As I sit in my comfortable office chair to write this column, I reflect back on a most uncomfortable 2003 trip to Cleveland. I arrived on a sweltering August afternoon to find the city's power grid down. The city seemed smartly prepared for a power outage from a traffic standpoint, so I had little trouble navigating to the hotel — kudos to Cleveland's traffic division. But once at my destination, I found my hotel had no backup power.

As the evening turned to night, the building grew hot, muggy and dark. Some guests were panicky, and I could feel the city's anxiety level grow. The streets turned spooky. The sounds of sirens going off in the blackness rekindled memories of the 2001 terrorist attacks that brought our country to a halt and left me stranded more than 2000 miles from home. Was this another attack?

No. It was the blackout of 2003 that shut down most of the northeastern United States.

I used my laptop until the battery ran out of juice. My cell phone kept working. But without power to charge the battery (already running low on power), I had to use it sparingly. In retrospect, it could have been worse. In New Orleans, many cell phones failed because the infrastructure was taken out by Hurricane Katrina.

Huge multi-state blackouts are historic events that serve as large-scale wake-up calls. But smaller blackouts that don't make the front-page headlines happen more often and can create just as much havoc on a micro basis.

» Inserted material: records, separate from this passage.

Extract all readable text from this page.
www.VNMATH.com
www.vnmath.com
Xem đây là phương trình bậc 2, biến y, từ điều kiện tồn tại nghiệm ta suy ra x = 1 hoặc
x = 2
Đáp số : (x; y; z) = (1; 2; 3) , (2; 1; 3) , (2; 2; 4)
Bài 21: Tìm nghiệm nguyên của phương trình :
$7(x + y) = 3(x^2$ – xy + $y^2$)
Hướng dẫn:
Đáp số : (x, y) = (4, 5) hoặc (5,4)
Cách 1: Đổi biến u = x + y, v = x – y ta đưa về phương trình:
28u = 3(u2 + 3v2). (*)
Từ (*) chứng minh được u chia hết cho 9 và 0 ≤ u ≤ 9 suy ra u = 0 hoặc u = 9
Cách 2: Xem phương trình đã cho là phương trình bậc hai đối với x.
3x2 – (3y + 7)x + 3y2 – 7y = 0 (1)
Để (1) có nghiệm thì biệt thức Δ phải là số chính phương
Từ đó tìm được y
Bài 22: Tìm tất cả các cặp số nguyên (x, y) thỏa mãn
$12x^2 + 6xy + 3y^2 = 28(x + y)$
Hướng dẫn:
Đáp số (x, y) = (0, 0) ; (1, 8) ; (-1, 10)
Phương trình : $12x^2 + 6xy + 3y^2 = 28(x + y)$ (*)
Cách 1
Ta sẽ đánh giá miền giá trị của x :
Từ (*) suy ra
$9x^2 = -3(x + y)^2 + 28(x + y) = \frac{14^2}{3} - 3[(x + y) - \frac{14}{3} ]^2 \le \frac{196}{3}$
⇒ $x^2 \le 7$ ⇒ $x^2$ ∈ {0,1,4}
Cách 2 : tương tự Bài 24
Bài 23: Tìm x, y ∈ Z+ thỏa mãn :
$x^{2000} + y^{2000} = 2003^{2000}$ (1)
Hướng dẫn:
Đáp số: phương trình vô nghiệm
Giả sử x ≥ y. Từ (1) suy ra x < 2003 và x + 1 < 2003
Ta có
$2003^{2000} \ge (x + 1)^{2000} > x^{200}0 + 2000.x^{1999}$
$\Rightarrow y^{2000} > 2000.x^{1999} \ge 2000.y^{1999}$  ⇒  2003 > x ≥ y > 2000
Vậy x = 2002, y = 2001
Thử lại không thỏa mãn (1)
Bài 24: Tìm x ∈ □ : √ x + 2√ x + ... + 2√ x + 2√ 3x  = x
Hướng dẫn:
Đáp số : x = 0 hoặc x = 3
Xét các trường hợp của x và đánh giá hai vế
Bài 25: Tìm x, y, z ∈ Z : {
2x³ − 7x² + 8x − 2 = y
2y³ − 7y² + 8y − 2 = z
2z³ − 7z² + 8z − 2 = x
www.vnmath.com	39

Emergency backup preparedness is not something to limit to mission-critical agencies. All sorts of everyday businesses, from hotels to theaters to malls to factories, or any place where large numbers of people could be unexpectedly thrown in the dark, should be prepared as a business — and civic — duty. A blackout is something many companies fear but fail to adequately plan for — especially when it comes to communications. The hotel in Cleveland was no exception.

A two-way communications system independent of the power grid should be an important part of any private, public or government emergency plan. Whether out in the field or within a single building or campus, the reliability and cost savings of owning and maintaining a private, two-way communication system makes good emergency-planning sense. Plus, because there are no monthly fees with a private system, it often makes good budgetary sense.

There is great opportunity and need for radio sellers and service providers to think of the complete communications solution when dealing with a client's needs. Instead of relying on a one-size-fits-all solution that may require expensive equipment and recurring fees — and which may be subject to busy signals — a custom solution should be within reach. Modular radio systems that before may have been too great a challenge for many dealers to tackle are now possible, given new turnkey services available to them.

A communications system is only as good as its power supply. During the 2003 blackout, it was reported that in New York City alone, more than half of the hospital generators failed. Radio dealers and service providers need to make sure clients test their backup generators on a regular basis, as well as the communications equipment itself.

Here in the Seattle area where I live, we just experienced an exceptionally severe winter. In December, an Arctic cold front brought dangerously cold temperatures and a strong windstorm that knocked over trees and power lines with equal abandon. Many areas were still without power after nearly a week.

Will you be ready?

Chris Lougee is vice president at Icom America and leads its land mobile radio division.